Fannie Mae Wants to Help Renters Qualify for Mortgages More Easily
Aug. 27, 2021, at 11:17 a.m.
First-time homebuyers who want to transition from paying rent to owning a home could benefit from a new underwriting program from Fannie Mae that allows lenders to consider rent payment history.
Fannie Mae is a privately owned, but government supported, organization that backs the mortgage loans that lenders make and resell to investors.
While credit bureaus and scoring companies are starting to include rent and utility payments in consumers' credit records, those factors are traditionally not considered by Fannie Mae or its sister organization, Freddie Mac.

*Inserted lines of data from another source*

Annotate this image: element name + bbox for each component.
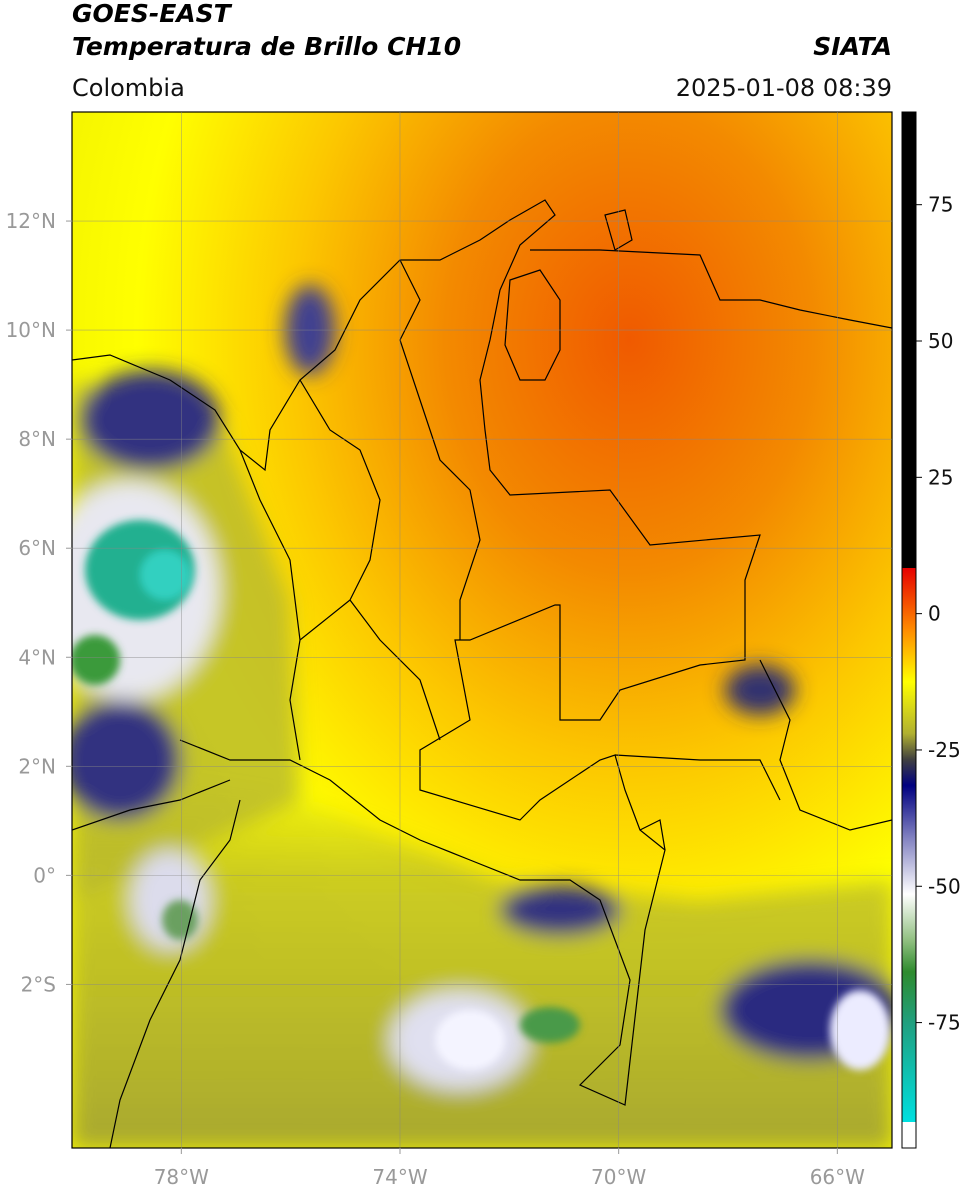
x-tick-label: 78°W (154, 1165, 209, 1189)
colorbar-label: -50 (928, 874, 961, 898)
colorbar-label: 75 (928, 193, 953, 217)
colorbar-label: 50 (928, 329, 953, 353)
colorbar (901, 111, 917, 1149)
map-frame (71, 111, 893, 1149)
x-tick-label: 70°W (591, 1165, 646, 1189)
y-tick-label: 12°N (6, 209, 56, 233)
x-tick-label: 74°W (372, 1165, 427, 1189)
y-tick-label: 0° (33, 863, 56, 887)
x-tick-label: 66°W (810, 1165, 865, 1189)
colorbar-label: 25 (928, 465, 953, 489)
colorbar-label: 0 (928, 602, 941, 626)
y-tick-label: 2°S (21, 972, 56, 996)
colorbar-label: -25 (928, 738, 961, 762)
datetime: 2025-01-08 08:39 (676, 74, 892, 102)
satellite-image (72, 112, 892, 1148)
source: SIATA (813, 32, 892, 61)
colorbar-label: -75 (928, 1011, 961, 1035)
y-tick-label: 4°N (18, 645, 56, 669)
y-tick-label: 10°N (6, 318, 56, 342)
y-tick-label: 6°N (18, 536, 56, 560)
title: GOES-EAST (72, 0, 233, 28)
region: Colombia (72, 74, 185, 102)
subtitle: Temperatura de Brillo CH10 (72, 32, 461, 61)
y-tick-label: 2°N (18, 754, 56, 778)
y-tick-label: 8°N (18, 427, 56, 451)
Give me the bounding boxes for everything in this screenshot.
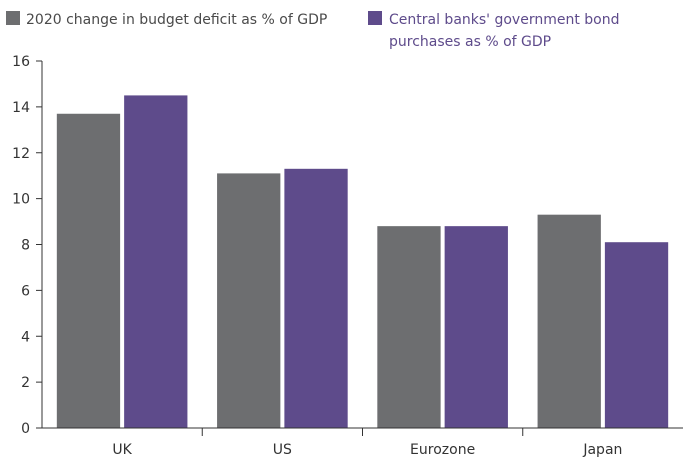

Both organizations – which back many of the mortgages in the U.S. – instead use older versions of the FICO credit scoring system that don't factor in rent and utility payments when helping lenders underwrite mortgage loans.
How Will These New Rules Change Mortgage Underwriting?
Starting Sept. 18, 2021, lenders working with Fannie Mae on mortgages can use a new feature in Fannie Mae's Desktop Underwriting program that includes rent payments in a mortgage applicant's credit evaluation process.
Typically, a lender will consider the credit report as well as the FICO score when evaluating whether an applicant can get a loan. With this new feature, Fannie Mae can let the loan officer know if a borrower might benefit from a rent payment review, says Fannie Mae spokesperson Rachel O'Grady.
Credit history is an important way to assess a homebuyer's ability to make a mortgage payment, but prospective first-time homebuyers are at a disadvantage if rent payments are not on their credit reports, O'Grady says. "According to Fannie Mae research for first-time homebuyers, lenders considering their consistent rent payments can be the difference between them qualifying and not qualifying for a mortgage."
Ron Haynie, senior vice president of housing finance policy for the Independent Community Bankers of America, agrees that rental payment history is a good indicator of mortgage payment likelihood.
"Lenders have always tried to obtain a rental reference from the consumers' landlord. While they were helpful in the underwriting process, most of these written references did not provide much detail, and there was no way to be sure they were even accurate," Haynie says. "What's different about the new Fannie Mae product is that they use the actual payment data from the consumer's bank account over 12 months to verify on-time payment of rent."